Евангельские начала преобразили братоубийцу Владимира, евангельская правда подвигла на самопожертвование доныне чтимых русских князей Бориса и Глеба, отказавшихся поднять меч гражданской войны. Тысячу лет славянство было тяжким проклятьем для европейской цивилизации. Стыдно признаться, но существует мнение, что понятие «славянин» во многих европейских языках является однокоренным со словом «раб». Не потому, впрочем, что он изначально обладал какой-то «рабской природой», напротив: долгое время личная гвардия турецких султанов набиралась преимущественно из наших соплеменников. Просто напор славян, статистически представимый через сопоставительную численность военнопленных, выставляемых на невольничьи рынки, намного превосходил давление любых других захватчиков. Уже этот, вошедший в лингвистическую мифологию, факт говорит о том, кто был страшен европам.
Я уж не говорю о тысячелетнем проклятии жуткого пророчества Иезекииля (38–39) о князе какой-то страшной страны Рош… так созвучной самоназванию дерзкого и свирепого племени воителей, возникших вдруг на землях древней Скифии… И поныне сохраняющаяся неприязнь к нашей стране основывается отнюдь не на компрометации «красным террором» и сталинским геноцидом, но уходит своими корнями в едва ли не генную память поколений и поколений… Пусть подсознательно, неявно, имперская политика русских царей и советских генсеков во все времена ассоциировалась с предреченным нашествием именно этого темного начала. Но обращение Владимира:
Хочу я с небом примириться,
Хочу любить, хочу молиться,
Хочу я веровать добру
пусть медленно, но все же повторялось в обращении Левиафана, подмявшего собою шестую часть суши… К началу ХХ века и черноморские проливы и крест над святой Софией уже трансформировались из практической его цели в никого ни к чему не обязывающий культурный символ нации. И не это ли веками набиравшее инерцию нравственное обращение лежало в основе одного из ярчайших феноменов мировой культуры – русского феномена девятнадцатого века?
Как знать, может быть, именно это вечное проклятье, тяготевшее над не знающей удержу государственной властью, должно было уравновеситься постепенным становлением какого-то необычного типа подвластных ей людей. Тысячелетняя история России знает трагедию княжеских усобиц и дворцовых переворотов, но в русской культуре не было ни Данте, ни Шекспира.
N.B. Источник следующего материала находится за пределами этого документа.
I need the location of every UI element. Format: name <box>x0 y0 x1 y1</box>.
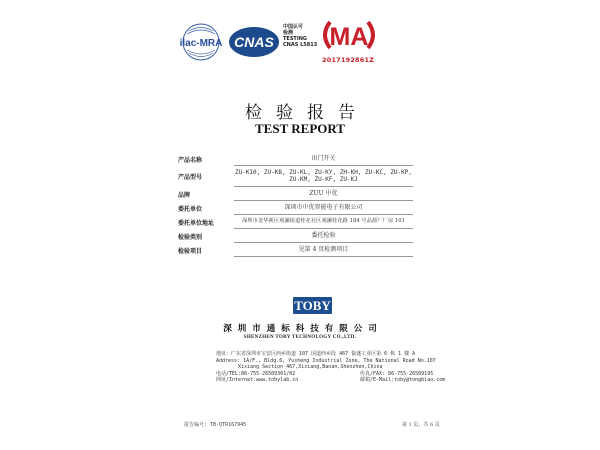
info-row-client <box>178 201 413 215</box>
info-label: 品牌 <box>178 191 191 199</box>
page-indicator: 第 1 页，共 6 页 <box>402 422 440 428</box>
info-value: 深圳市龙华新区观澜街道桂花社区观澜桂花路 184 号品源厂厂房 101 <box>234 215 413 229</box>
cma-number: 2017192861Z <box>322 56 375 64</box>
svg-text:ilac-MRA: ilac-MRA <box>179 38 223 49</box>
cma-logo <box>318 18 380 52</box>
info-value: 委托检验 <box>234 229 413 243</box>
cnas-line: 检测 <box>283 30 294 36</box>
company-name-en: SHENZHEN TOBY TECHNOLOGY CO.,LTD. <box>243 335 357 340</box>
contact-web-email <box>216 377 446 384</box>
svg-text:CNAS: CNAS <box>234 34 274 50</box>
company-contact-block <box>216 351 446 384</box>
report-title-cn: 检验报告 <box>245 103 369 123</box>
cnas-line: CNAS L5813 <box>283 42 318 48</box>
info-label: 委托单位 <box>178 205 203 213</box>
info-value: 出门开关 <box>234 152 413 166</box>
info-label: 产品型号 <box>178 174 203 181</box>
info-row-brand <box>178 187 413 201</box>
info-label: 产品名称 <box>178 156 203 164</box>
info-value: ZU-K10, ZU-KB, ZU-KL, ZU-KY, ZH-KH, ZU-KC, ZU-KP, ZU-KM, ZU-KF, ZU-KJ <box>234 166 413 187</box>
cnas-line: 中国认可 <box>283 24 304 30</box>
address-cn: 地址：广东省深圳市宝安区西乡街道 107 国道西乡段 467 愉盛工业区第 6 栋 1 楼 A <box>216 351 416 357</box>
info-label: 检验项目 <box>178 247 203 255</box>
report-info-table <box>178 152 413 257</box>
ilac-mra-logo <box>178 22 224 62</box>
phone: 电话/TEL:86-755-26509301/02 <box>216 370 296 377</box>
address-en-line2: Xixiang Section 467,Xixiang,Baoan,Shenzhen,China <box>238 364 383 371</box>
info-value: ZUU 中优 <box>234 187 413 201</box>
info-row-product-name <box>178 152 413 166</box>
info-row-test-items <box>178 243 413 257</box>
address-en-line1: Address: 1A/F., Bldg.6, Yusheng Industrial Zone, The National Road No.107 <box>216 357 436 364</box>
toby-logo: TOBY <box>294 298 331 313</box>
info-value: 见第 4 页检测项目 <box>234 243 413 257</box>
svg-text:MA: MA <box>329 23 369 51</box>
fax: 传真/FAX: 86-755-26509195 <box>360 370 434 377</box>
email-link[interactable]: 邮箱/E-Mail:toby@tongbiao.com <box>360 377 446 384</box>
info-label: 检验类别 <box>178 233 203 241</box>
info-row-test-category <box>178 229 413 243</box>
cnas-logo <box>228 26 280 58</box>
website-link[interactable]: 网址/Internet:www.tobylab.cn <box>216 377 299 384</box>
info-label: 委托单位地址 <box>178 219 215 227</box>
info-value: 深圳市中优智能电子有限公司 <box>234 201 413 215</box>
cnas-line: TESTING <box>283 36 307 42</box>
report-number: 报告编号: TB-QTR167945 <box>184 422 247 428</box>
info-row-client-address <box>178 215 413 229</box>
info-row-product-model <box>178 166 413 187</box>
cnas-accreditation-text <box>283 24 317 48</box>
company-name-cn: 深圳市通标科技有限公司 <box>223 324 383 334</box>
report-title-en: TEST REPORT <box>255 121 345 136</box>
Любить на Руси тоже умели, но и Петрарка был, пожалуй, невозможен в той культурной среде, где даже понятие «любить» часто выражалось словом «жалеть».
А вот Чехов и Достоевский – были… Правда, был и Базаров и – прямое воплощение исповедуемой им веры – Сергей Нечаев, Но все же на исходе девятнадцатого столетия вдруг обнаружилось, что и русская культура становится одним из нравственных центров вселенной. Знаменитый вопрос В.Соловьева:
Каким ты хочешь быть Востоком,
Востоком Ксеркса иль Христа?
в сущности, давно уже был решен, и вклад русской интеллигенции в нравственное обращение Европы переоценить едва ли возможно.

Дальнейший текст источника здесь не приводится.